Following major hurricanes, clouds of mosquitoes often engulf the affected areas, and can endanger cattle and horses, and threaten the lives and property of many Americans. Reservists with the 910th Airlift Wing, Youngstown Air Reserve Station, Ohio, possess the Department of Defense’s only large-area, fixed-wing aerial spray capability, and are currently conducting missions in response to Hurricane Delta in southern Louisiana.
As wildfires wreak havoc across the western United States, mobility Airmen assigned to the 302nd Airlift Wing from Peterson AFB, Colorado have been busy flying their Modular Airborne Fire Fighting-equipped C-130s alongside their Guard counterparts for three of the four largest wildfires in California’s history, contributing to the Total Force effort and keeping Americans safe.
“All of these capabilities that our Reserve component maintains – weather reconnaissance, large-area aerial spraying and aerial firefighting – are about one thing – taking care of our fellow Americans,” Scobee said. “That is what the Guard and Reserve do. We surge to relieve human suffering and protect Americans.”
Circling back to the convention’s theme, Connecting Warriors in the Digital Age-Big Data/AI and the Roaring 20’s Version 2.0, the Scobee likened the historical events and challenges of today to that of the 1920s – talking specifically about the development of many of today’s technologies and how we must reform the way we think on and off the battlefield.
“The prospect of state-on-state conflict was unthinkable, but preparation for it is now a priority. At the same time, new technologies such as big data and artificial intelligence will permanently change warfare,” the general said. “Joint all-domain command and control is absolutely essential going forward to enable real-time mission management.”
Expanding on command and control, he spoke of the highly effective exploits of Gen. Claire Chennault’s “Flying Tigers,” also known as the American Volunteer Group, in China during World War II. With the emergence of technology, Chennault was able to create a network of early-warning spotters that signaled the approach of oncoming Japanese forces and allowed the Airmen to take off and get to a superior altitude and dominate the airspace.

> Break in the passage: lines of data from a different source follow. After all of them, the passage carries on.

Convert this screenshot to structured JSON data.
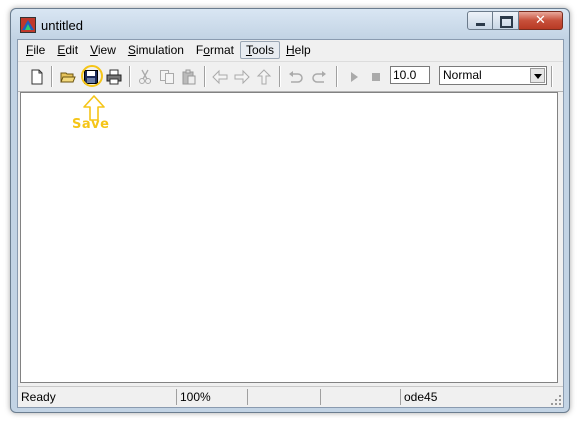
{
  "window": {
    "title": "untitled"
  },
  "menu": {
    "items": [
      {
        "key": "F",
        "rest": "ile"
      },
      {
        "key": "E",
        "rest": "dit"
      },
      {
        "key": "V",
        "rest": "iew"
      },
      {
        "key": "S",
        "rest": "imulation"
      },
      {
        "key": "o",
        "pre": "F",
        "rest": "rmat"
      },
      {
        "key": "T",
        "rest": "ools"
      },
      {
        "key": "H",
        "rest": "elp"
      }
    ]
  },
  "toolbar": {
    "stop_time": "10.0",
    "sim_mode": "Normal",
    "icons": [
      "new-icon",
      "open-icon",
      "save-icon",
      "print-icon",
      "cut-icon",
      "copy-icon",
      "paste-icon",
      "back-icon",
      "forward-icon",
      "up-icon",
      "undo-icon",
      "redo-icon",
      "start-icon",
      "stop-icon"
    ]
  },
  "annotation": {
    "label": "Save",
    "color": "#f5c518"
  },
  "status": {
    "state": "Ready",
    "zoom": "100%",
    "solver": "ode45"
  }
}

“But this (early warning network) wasn’t an on-the-spot innovation,” Scobee said. “General Chennault didn’t make this up when he got into the area of operation. He’d gone through this before when he was assigned to Luke Field in Pearl Harbor, Hawaii, from 1923 to 1926. As he began to look at the operating environment and gauge the shift in the geopolitical environment, he began experimenting with command and control techniques. Much like the Airmen who came before us a century ago, we have to think through complex problems across warfighting domains.”
In closing, the general reiterated the need for rapid change both as a service and nation, and encouraged others to look back at the actions taken by our predecessors during the interwar years for inspiration to meet the challenges ahead.
He also left mobility Airmen with a heartfelt thank-you for their continued support to the nation and to the Total Force.
“Each of you is a part of that ongoing story,” he said. “As mobility Airmen, you carry on a tradition from the Hump, to the Berlin Airlift, to Eldorado Canyon, and everywhere in between. You are the people part of the equation that make airpower possible. On behalf of the more than 70,000 Reserve Citizen Airmen that I am so fortunate to lead, I cannot tell you how proud I am to serve with each of you. Thank you for everything you do.”